1.2. Approval of the non-financial information report of the Banco Bilbao Vizcaya Argentaria Group for the financial year ended 31 December 2025.
1.3. Approval of the allocation of results for the 2025 financial year.
1.4. Approval of the corporate management during the 2025 financial year.
TWO.- Adoption of the following resolutions on the re-election and appointment of members to the Board of Directors:
2.1. Re-election of Sonia Lilia Dulá.
2.2. Re-election of Raúl Catarino Galamba de Oliveira.
2.3. Re-election of Ana Leonor Revenga Shanklin.
2.4. Re-election of Carlos Vicente Salazar Lomelín.
2.5. Appointment of Jorge Montalbo Todolí.
Pursuant to paragraph 2 of article 34 of the Bylaws, determination of the number of directors in the number resulting from the resolutions adopted under this item of the Agenda, which will be reported to the Annual General Meeting for all due effects.

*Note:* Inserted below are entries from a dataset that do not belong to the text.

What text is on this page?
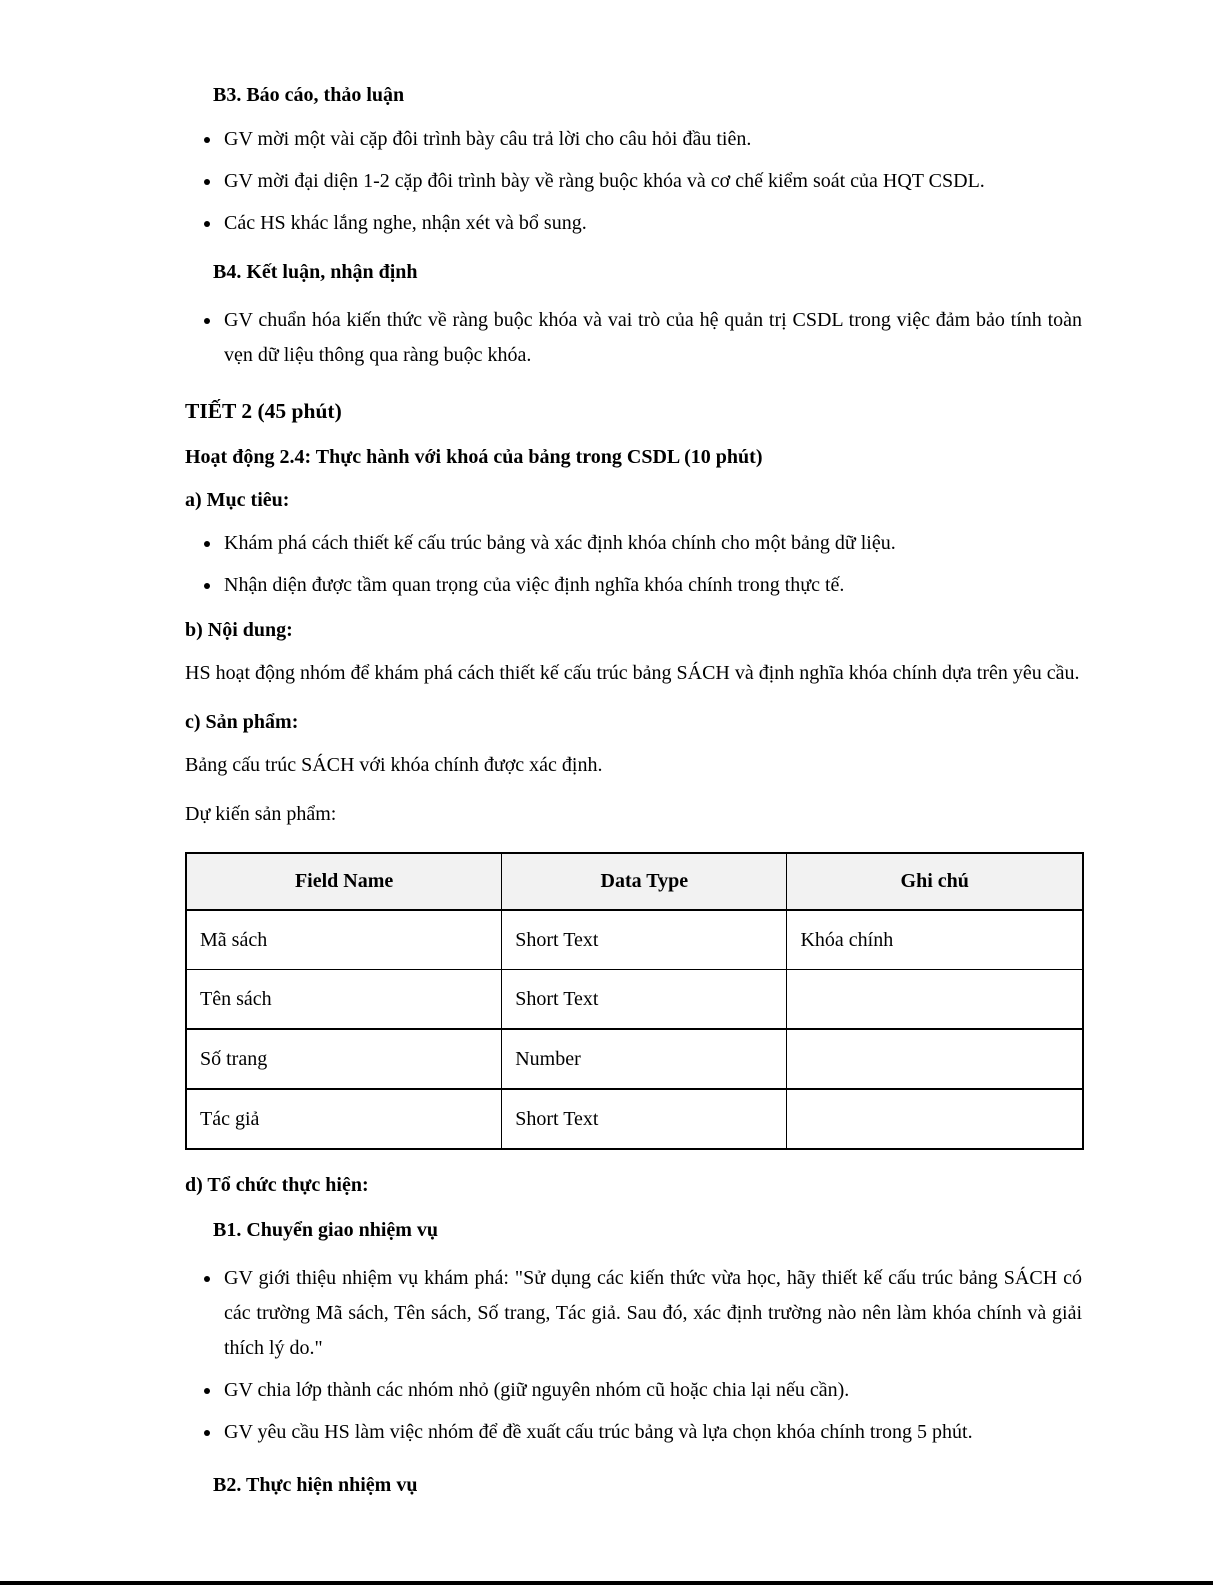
B3. Báo cáo, thảo luận
• GV mời một vài cặp đôi trình bày câu trả lời cho câu hỏi đầu tiên.
• GV mời đại diện 1-2 cặp đôi trình bày về ràng buộc khóa và cơ chế kiểm soát của HQT CSDL.
• Các HS khác lắng nghe, nhận xét và bổ sung.
B4. Kết luận, nhận định
• GV chuẩn hóa kiến thức về ràng buộc khóa và vai trò của hệ quản trị CSDL trong việc đảm bảo tính toàn vẹn dữ liệu thông qua ràng buộc khóa.
TIẾT 2 (45 phút)
Hoạt động 2.4: Thực hành với khoá của bảng trong CSDL (10 phút)
a) Mục tiêu:
• Khám phá cách thiết kế cấu trúc bảng và xác định khóa chính cho một bảng dữ liệu.
• Nhận diện được tầm quan trọng của việc định nghĩa khóa chính trong thực tế.
b) Nội dung:

HS hoạt động nhóm để khám phá cách thiết kế cấu trúc bảng SÁCH và định nghĩa khóa chính dựa trên yêu cầu.

c) Sản phẩm:

Bảng cấu trúc SÁCH với khóa chính được xác định.

Dự kiến sản phẩm:

Field Name	Data Type	Ghi chú
Mã sách	Short Text	Khóa chính
Tên sách	Short Text	
Số trang	Number	
Tác giả	Short Text	
d) Tổ chức thực hiện:
B1. Chuyển giao nhiệm vụ
• GV giới thiệu nhiệm vụ khám phá: "Sử dụng các kiến thức vừa học, hãy thiết kế cấu trúc bảng SÁCH có các trường Mã sách, Tên sách, Số trang, Tác giả. Sau đó, xác định trường nào nên làm khóa chính và giải thích lý do."
• GV chia lớp thành các nhóm nhỏ (giữ nguyên nhóm cũ hoặc chia lại nếu cần).
• GV yêu cầu HS làm việc nhóm để đề xuất cấu trúc bảng và lựa chọn khóa chính trong 5 phút.
B2. Thực hiện nhiệm vụ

THREE.- Authorisation to the Board of Directors, with express powers of sub-delegation, to issue contingently convertible securities into BBVA shares and that can qualify as capital instruments (CoCos), for a period of five years, up to a maximum amount of EIGHT BILLION EUROS (EUR 8,000,000,000), authorising in turn the power to exclude pre-emptive subscription rights in such securities issues, as well as the power to increase the share capital by the necessary amount, if applicable, and to amend the corresponding article of the Bylaws.
FOUR.- Authorization for the Company to carry out the derivative acquisition of its own shares, directly or through Group companies, setting the limits or requirements thereon and conferring on the Board of Directors the powers necessary to execute the acquisition.
FIVE.- Approval of the reduction of the share capital of the Bank, in up to a maximum amount of 10% of the share capital as of the date of the resolution, through the redemption of own shares purchased for the purpose of being redeemed, authorising the Board of Directors to implement the share capital reduction, totally or partially, on one or more occasions, including the possibility of abstaining from executing it.
SIX.- Approval of the Remuneration Policy for Directors of Banco Bilbao Vizcaya Argentaria, S.A., and the maximum number of shares to be delivered, as the case may be, as a result of its implementation.
SEVEN.- Approval of a maximum level of variable remuneration of up to 200% of the fixed component of the total remuneration for a certain group of employees whose professional activities have a significant impact on Banco Bilbao Vizcaya Argentaria, S.A.’s or on its Group’s risk profile.
EIGHT.- Re-election of Ernst & Young, S.L. as the auditors of accounts for Banco Bilbao Vizcaya Argentaria, S.A. and its consolidated Group for the financial year 2026.
NINE.- Delegation of powers to the Board of Directors, with the authority to substitute, in order to formalise, amend, interpret and execute the resolutions adopted by the Annual General Shareholders’ Meeting.
TEN.- Consultative vote on the Annual Report on the Remuneration of Directors of Banco Bilbao Vizcaya Argentaria, S.A. for the financial year 2025.
The AGM shall be convened in announcements published in one of the newspapers most widely circulated in Spain, on the Bank´s website (www.bbva.com) and in the website of Spain’s National Securities Market Commission (CNMV).
Details on how to exercise rights to attendance, proxy or voting and information at the General Meeting will be communicated to shareholders at the time of the call, and will also be published on this website.